MySQL – Fetch Only New Data from Auto-Updating Online SQL Database

MySQLpython

I have an online MySQL (presto) database which keeps on auto-updating (i.e., new rows keep getting added to the tables(views, to be exact) every day). I want to fetch the data from it every day but don't want to refetch the data that I have already fetched before.

I am using python3 for extracting the data from the online host database as:

from pyhive import presto
import numpy as np
cursor=presto.connect().cursor()
sql = 'select * from schema.table'
cursor.execute(sql)
rows = np.array(cursor.fetchall())
cursor.close()

Doing this takes time and fetches all the data (new data as well as already fetched data). I am storing the data in rows variable in a csv file afterward.
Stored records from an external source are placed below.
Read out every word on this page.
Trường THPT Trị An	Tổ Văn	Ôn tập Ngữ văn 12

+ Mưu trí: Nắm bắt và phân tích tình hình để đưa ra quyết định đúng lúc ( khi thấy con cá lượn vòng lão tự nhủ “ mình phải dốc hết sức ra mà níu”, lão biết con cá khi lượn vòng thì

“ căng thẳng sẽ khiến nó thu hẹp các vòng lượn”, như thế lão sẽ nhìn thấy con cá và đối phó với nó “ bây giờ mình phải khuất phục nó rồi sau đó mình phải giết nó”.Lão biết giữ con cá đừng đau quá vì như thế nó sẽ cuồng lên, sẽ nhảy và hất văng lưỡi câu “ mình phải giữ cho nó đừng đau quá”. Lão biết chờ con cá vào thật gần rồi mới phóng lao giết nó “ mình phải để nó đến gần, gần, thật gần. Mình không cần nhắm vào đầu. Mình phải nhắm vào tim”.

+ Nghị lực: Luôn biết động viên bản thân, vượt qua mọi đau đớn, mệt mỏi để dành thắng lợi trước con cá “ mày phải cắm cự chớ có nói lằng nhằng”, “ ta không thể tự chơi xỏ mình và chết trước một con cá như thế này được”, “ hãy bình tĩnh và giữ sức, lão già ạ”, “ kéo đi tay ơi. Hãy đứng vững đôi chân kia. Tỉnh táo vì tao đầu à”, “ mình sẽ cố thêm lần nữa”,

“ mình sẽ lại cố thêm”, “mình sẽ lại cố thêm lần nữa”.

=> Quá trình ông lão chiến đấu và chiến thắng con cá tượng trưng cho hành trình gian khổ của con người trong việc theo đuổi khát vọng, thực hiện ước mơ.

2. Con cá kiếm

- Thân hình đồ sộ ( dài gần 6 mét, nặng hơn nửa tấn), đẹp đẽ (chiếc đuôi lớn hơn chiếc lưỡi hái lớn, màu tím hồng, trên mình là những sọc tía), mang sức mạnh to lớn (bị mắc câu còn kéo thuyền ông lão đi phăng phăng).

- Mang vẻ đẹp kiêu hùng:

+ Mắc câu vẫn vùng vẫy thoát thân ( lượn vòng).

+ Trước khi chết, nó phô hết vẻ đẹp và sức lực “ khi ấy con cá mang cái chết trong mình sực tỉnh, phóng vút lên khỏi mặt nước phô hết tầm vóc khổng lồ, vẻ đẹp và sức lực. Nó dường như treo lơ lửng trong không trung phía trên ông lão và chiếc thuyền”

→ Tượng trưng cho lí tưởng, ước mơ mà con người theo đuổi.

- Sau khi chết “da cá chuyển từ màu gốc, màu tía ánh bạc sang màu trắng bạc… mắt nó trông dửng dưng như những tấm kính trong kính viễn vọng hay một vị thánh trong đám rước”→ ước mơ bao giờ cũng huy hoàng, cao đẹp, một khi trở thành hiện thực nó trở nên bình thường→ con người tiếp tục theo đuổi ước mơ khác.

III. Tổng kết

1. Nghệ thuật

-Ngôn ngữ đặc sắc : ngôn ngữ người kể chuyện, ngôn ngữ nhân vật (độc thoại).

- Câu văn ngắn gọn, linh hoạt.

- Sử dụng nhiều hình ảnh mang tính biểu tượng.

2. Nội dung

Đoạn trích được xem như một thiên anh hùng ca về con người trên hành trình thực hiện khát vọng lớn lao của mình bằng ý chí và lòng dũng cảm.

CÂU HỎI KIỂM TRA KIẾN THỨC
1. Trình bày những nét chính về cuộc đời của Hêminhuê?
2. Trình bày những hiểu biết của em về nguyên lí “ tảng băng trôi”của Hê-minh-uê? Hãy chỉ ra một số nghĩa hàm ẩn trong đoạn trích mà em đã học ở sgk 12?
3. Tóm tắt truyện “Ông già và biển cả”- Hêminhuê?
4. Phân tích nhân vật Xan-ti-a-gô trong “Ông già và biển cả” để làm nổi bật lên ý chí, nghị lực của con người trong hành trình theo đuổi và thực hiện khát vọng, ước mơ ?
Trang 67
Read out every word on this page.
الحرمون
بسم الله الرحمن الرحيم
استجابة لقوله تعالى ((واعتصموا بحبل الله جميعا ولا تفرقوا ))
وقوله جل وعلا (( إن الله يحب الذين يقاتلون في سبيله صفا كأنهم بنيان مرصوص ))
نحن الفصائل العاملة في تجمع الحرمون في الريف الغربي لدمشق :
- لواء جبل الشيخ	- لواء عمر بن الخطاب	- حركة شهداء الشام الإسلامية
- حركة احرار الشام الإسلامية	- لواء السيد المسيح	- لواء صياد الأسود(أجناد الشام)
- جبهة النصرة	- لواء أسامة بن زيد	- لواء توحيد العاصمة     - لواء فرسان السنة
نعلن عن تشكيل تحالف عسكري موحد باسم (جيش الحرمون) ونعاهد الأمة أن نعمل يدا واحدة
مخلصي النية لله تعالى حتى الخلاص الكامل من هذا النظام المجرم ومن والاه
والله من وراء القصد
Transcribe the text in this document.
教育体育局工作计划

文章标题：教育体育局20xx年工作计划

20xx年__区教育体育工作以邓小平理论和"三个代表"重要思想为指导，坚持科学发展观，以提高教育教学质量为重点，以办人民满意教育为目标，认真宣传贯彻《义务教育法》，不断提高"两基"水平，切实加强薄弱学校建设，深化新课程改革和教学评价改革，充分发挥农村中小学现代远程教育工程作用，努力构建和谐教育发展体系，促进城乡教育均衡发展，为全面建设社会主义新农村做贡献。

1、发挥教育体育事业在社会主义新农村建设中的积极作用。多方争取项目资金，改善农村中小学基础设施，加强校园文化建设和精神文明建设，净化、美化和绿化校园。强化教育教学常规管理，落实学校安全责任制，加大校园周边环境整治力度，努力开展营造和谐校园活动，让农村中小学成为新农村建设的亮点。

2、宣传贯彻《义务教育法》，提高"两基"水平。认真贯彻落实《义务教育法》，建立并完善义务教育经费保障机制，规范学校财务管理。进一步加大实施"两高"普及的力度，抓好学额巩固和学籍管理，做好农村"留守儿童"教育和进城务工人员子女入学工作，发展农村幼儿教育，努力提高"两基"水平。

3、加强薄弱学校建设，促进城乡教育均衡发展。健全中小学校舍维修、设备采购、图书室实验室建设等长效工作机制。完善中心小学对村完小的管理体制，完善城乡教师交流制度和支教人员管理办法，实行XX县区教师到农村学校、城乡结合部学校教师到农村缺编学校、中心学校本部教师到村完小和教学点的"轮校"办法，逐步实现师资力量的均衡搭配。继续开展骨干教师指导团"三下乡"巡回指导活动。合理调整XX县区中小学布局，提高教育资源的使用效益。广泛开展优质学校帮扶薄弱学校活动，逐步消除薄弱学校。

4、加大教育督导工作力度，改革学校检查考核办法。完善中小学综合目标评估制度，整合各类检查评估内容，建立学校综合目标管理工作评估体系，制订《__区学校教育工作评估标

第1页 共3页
Is there any way to get only the new data (id is the primary key in the table)?

Thanks in advance.

Best Answer

Assuming id is an incrementing number or something else which grows every time you insert a new row (such as a timestamp), this should be quite straightforward:

First read the last id value in the csv file from the previous run, and then use this in your query line:

sql = 'SELECT * FROM schema.table WHERE id > %d ORDER BY id ASC' % id

UPDATE:

If id is not an incrementing key, e.g. it's a UUID, then this becomes much harder. Other DBMSes (e.g. Oracle) have rowid which could probably have been used here, though that is not a MySQL feature. MariaDB has rowid in its CONNECT storage engine, so you could set up a local MariaDB instance, install the CONNECT engine, create a CONNECT table connected to your remote MySQL table schema.table with the special rowid column using a statement such as:

CREATE TABLE connect_table (
 col1 float,
 col2 datetime,
 col3 varchar(20),
 row_id int special=rowid
)
ENGINE=CONNECT TABLE_TYPE=MYSQL DBNAME=mytest TABNAME=table
CONNECTION='mysql://root:password@localhost';